DESPITE the massive effort expended in organising and running the workshop, Victor Steffensen is still pumped up at the close of each session.
Victor is director of Mulong Productions, a community film consultancy company based in Cairns.
“It was a fantastic workshop, it went really well,” Victor said.
It’s great to see that after all of these workshops people are still coming back.
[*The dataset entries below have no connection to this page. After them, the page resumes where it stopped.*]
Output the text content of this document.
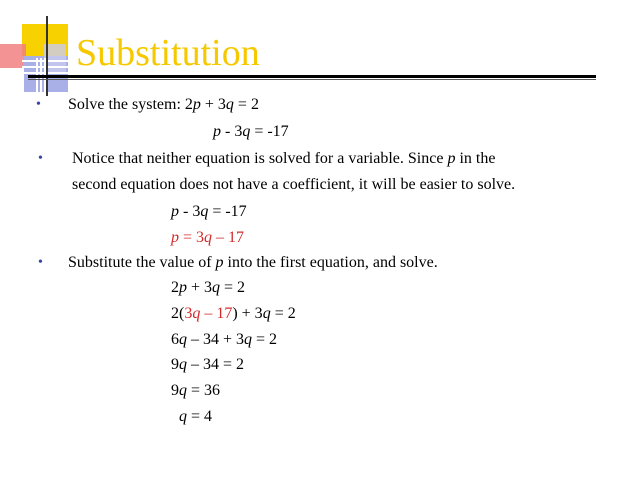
Substitution
• Solve the system: 2p + 3q = 2
p - 3q = -17
• Notice that neither equation is solved for a variable. Since p in the
second equation does not have a coefficient, it will be easier to solve.
p - 3q = -17
p = 3q – 17
• Substitute the value of p into the first equation, and solve.
2p + 3q = 2
2(3q – 17) + 3q = 2
6q – 34 + 3q = 2
9q – 34 = 2
9q = 36
q = 4
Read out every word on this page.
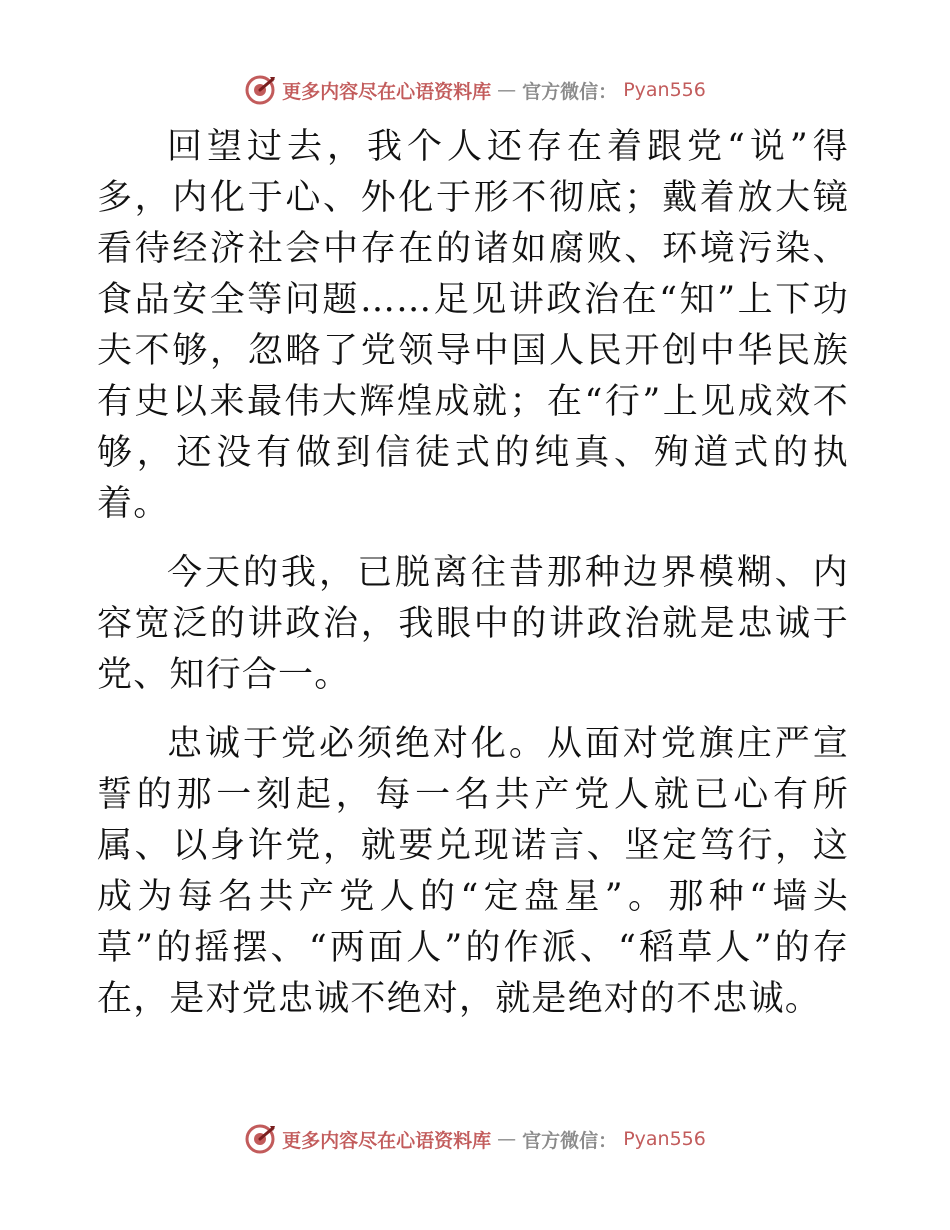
更多内容尽在心语资料库 — 官方微信： Pyan556

回望过去，我个人还存在着跟党“说”得多，内化于心、外化于形不彻底；戴着放大镜看待经济社会中存在的诸如腐败、环境污染、食品安全等问题……足见讲政治在“知”上下功夫不够，忽略了党领导中国人民开创中华民族有史以来最伟大辉煌成就；在“行”上见成效不够，还没有做到信徒式的纯真、殉道式的执着。

今天的我，已脱离往昔那种边界模糊、内容宽泛的讲政治，我眼中的讲政治就是忠诚于党、知行合一。

忠诚于党必须绝对化。从面对党旗庄严宣誓的那一刻起，每一名共产党人就已心有所属、以身许党，就要兑现诺言、坚定笃行，这成为每名共产党人的“定盘星”。那种“墙头草”的摇摆、“两面人”的作派、“稻草人”的存在，是对党忠诚不绝对，就是绝对的不忠诚。

更多内容尽在心语资料库 — 官方微信： Pyan556
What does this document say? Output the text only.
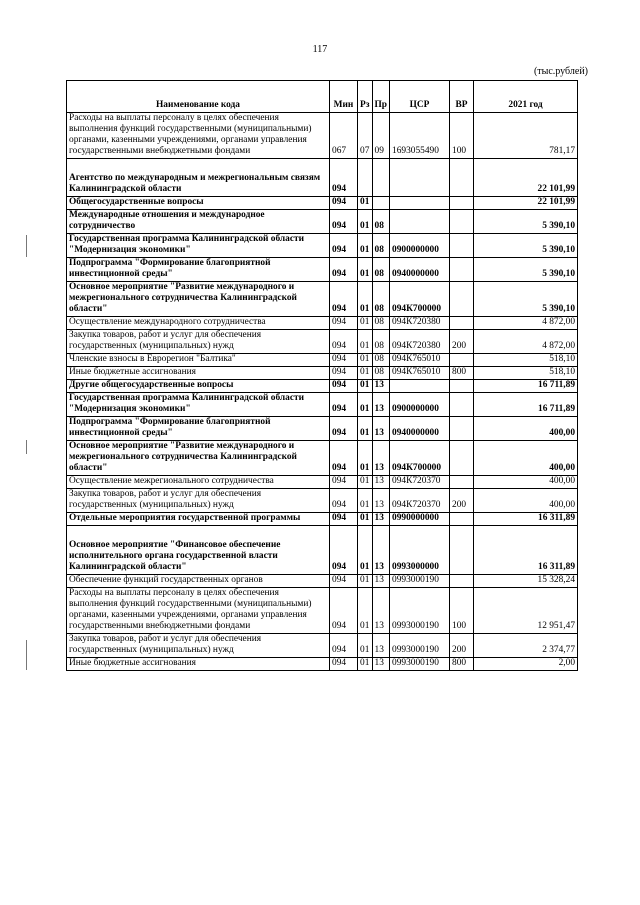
117
(тыс.рублей)
Наименование кода	Мин	Рз	Пр	ЦСР	ВР	2021 год
Расходы на выплаты персоналу в целях обеспечения выполнения функций государственными (муниципальными) органами, казенными учреждениями, органами управления государственными внебюджетными фондами	067	07	09	1693055490	100	781,17
Агентство по международным и межрегиональным связям Калининградской области	094					22 101,99
Общегосударственные вопросы	094	01				22 101,99
Международные отношения и международное сотрудничество	094	01	08			5 390,10
Государственная программа Калининградской области "Модернизация экономики"	094	01	08	0900000000		5 390,10
Подпрограмма "Формирование благоприятной инвестиционной среды"	094	01	08	0940000000		5 390,10
Основное мероприятие "Развитие международного и межрегионального сотрудничества Калининградской области"	094	01	08	094К700000		5 390,10
Осуществление международного сотрудничества	094	01	08	094К720380		4 872,00
Закупка товаров, работ и услуг для обеспечения государственных (муниципальных) нужд	094	01	08	094К720380	200	4 872,00
Членские взносы в Еврорегион "Балтика"	094	01	08	094К765010		518,10
Иные бюджетные ассигнования	094	01	08	094К765010	800	518,10
Другие общегосударственные вопросы	094	01	13			16 711,89
Государственная программа Калининградской области "Модернизация экономики"	094	01	13	0900000000		16 711,89
Подпрограмма "Формирование благоприятной инвестиционной среды"	094	01	13	0940000000		400,00
Основное мероприятие "Развитие международного и межрегионального сотрудничества Калининградской области"	094	01	13	094К700000		400,00
Осуществление межрегионального сотрудничества	094	01	13	094К720370		400,00
Закупка товаров, работ и услуг для обеспечения государственных (муниципальных) нужд	094	01	13	094К720370	200	400,00
Отдельные мероприятия государственной программы	094	01	13	0990000000		16 311,89
Основное мероприятие "Финансовое обеспечение исполнительного органа государственной власти Калининградской области"	094	01	13	0993000000		16 311,89
Обеспечение функций государственных органов	094	01	13	0993000190		15 328,24
Расходы на выплаты персоналу в целях обеспечения выполнения функций государственными (муниципальными) органами, казенными учреждениями, органами управления государственными внебюджетными фондами	094	01	13	0993000190	100	12 951,47
Закупка товаров, работ и услуг для обеспечения государственных (муниципальных) нужд	094	01	13	0993000190	200	2 374,77
Иные бюджетные ассигнования	094	01	13	0993000190	800	2,00
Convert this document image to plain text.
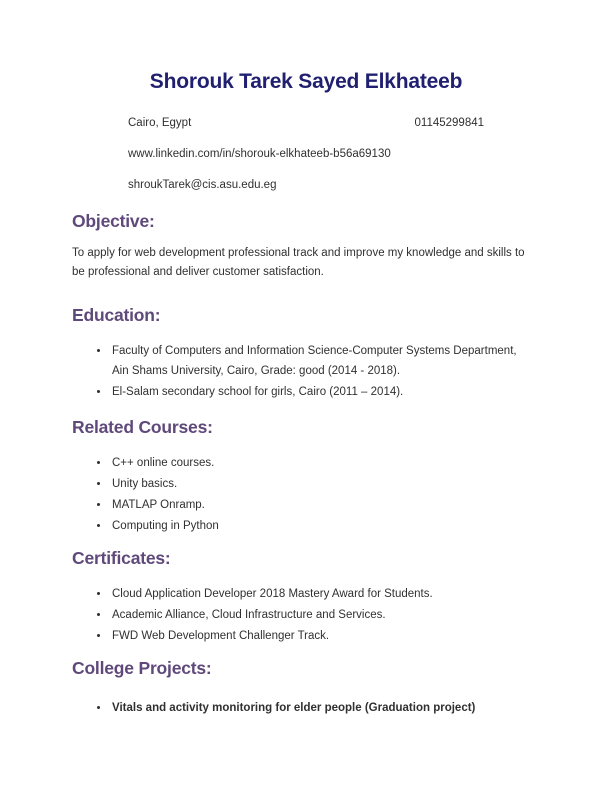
Shorouk Tarek Sayed Elkhateeb
Cairo, Egypt	01145299841
www.linkedin.com/in/shorouk-elkhateeb-b56a69130
shroukTarek@cis.asu.edu.eg
Objective:

To apply for web development professional track and improve my knowledge and skills to be professional and deliver customer satisfaction.

Education:
• Faculty of Computers and Information Science-Computer Systems Department, Ain Shams University, Cairo, Grade: good (2014 - 2018).
• El-Salam secondary school for girls, Cairo (2011 – 2014).
Related Courses:
• C++ online courses.
• Unity basics.
• MATLAP Onramp.
• Computing in Python
Certificates:
• Cloud Application Developer 2018 Mastery Award for Students.
• Academic Alliance, Cloud Infrastructure and Services.
• FWD Web Development Challenger Track.
College Projects:
• Vitals and activity monitoring for elder people (Graduation project)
It has evolved with the communities, and people look forward to this.
Some communities are here for the first time, while others are here for their third or fourth experience, ultimately sharing their projects, and what they’ve learnt.”
According to Victor, it is the Indigenous teaching methodology, that ensures return attendance.
“This experience differs from a conference,” said Victor.
“It’s real teaching and learning first hand.
People come here with different concepts of fire and walk away with mutual understanding.”
Victor says the days of meetings and conferences are over and it is now time for action and that commuinites are now empoweed to solve fire problems.
“It works due to practical engagement and methodologies; observing the land, reading the land and leaning through practical experience.
There is no way this could be down through PowerPoints,” he said.
The workshops are designed for people to enjoy time on country and have fun.
“People can come together as family and friends, as people connected, no matter what nationality or colour,” Victor said.
People come here worried because country is under threat.
They leave with hope and knowledge about what they can achieve, and there is help from the fire six workshop and from practitioners,” he said.
A contingency of thirty people from New South Wales from a range of career backgrounds including representatives from rural fire services groups, catchment authorities, agriculture, Traditional Owner groups, local government an community groups attended the 2014 workshop, with the support of the NSW government.
“What we do is invaluable, and there are countless outcomes achieved on country: changing people and lives; white and black working together as one; creating stong sense of family; and cooperation amoungst farmers.
Ten years ago I didn’t think it could have happened,” Victor said.
According to Victor the acknowledgement and respect for Elders, who undertook the first session, was fundamental to the success of subsequent workshops.
“Evolving culture is an important result of my work. The change in culture ensures the legacy of the Elders in the commuity continues, without the loss of knowledge,” he said.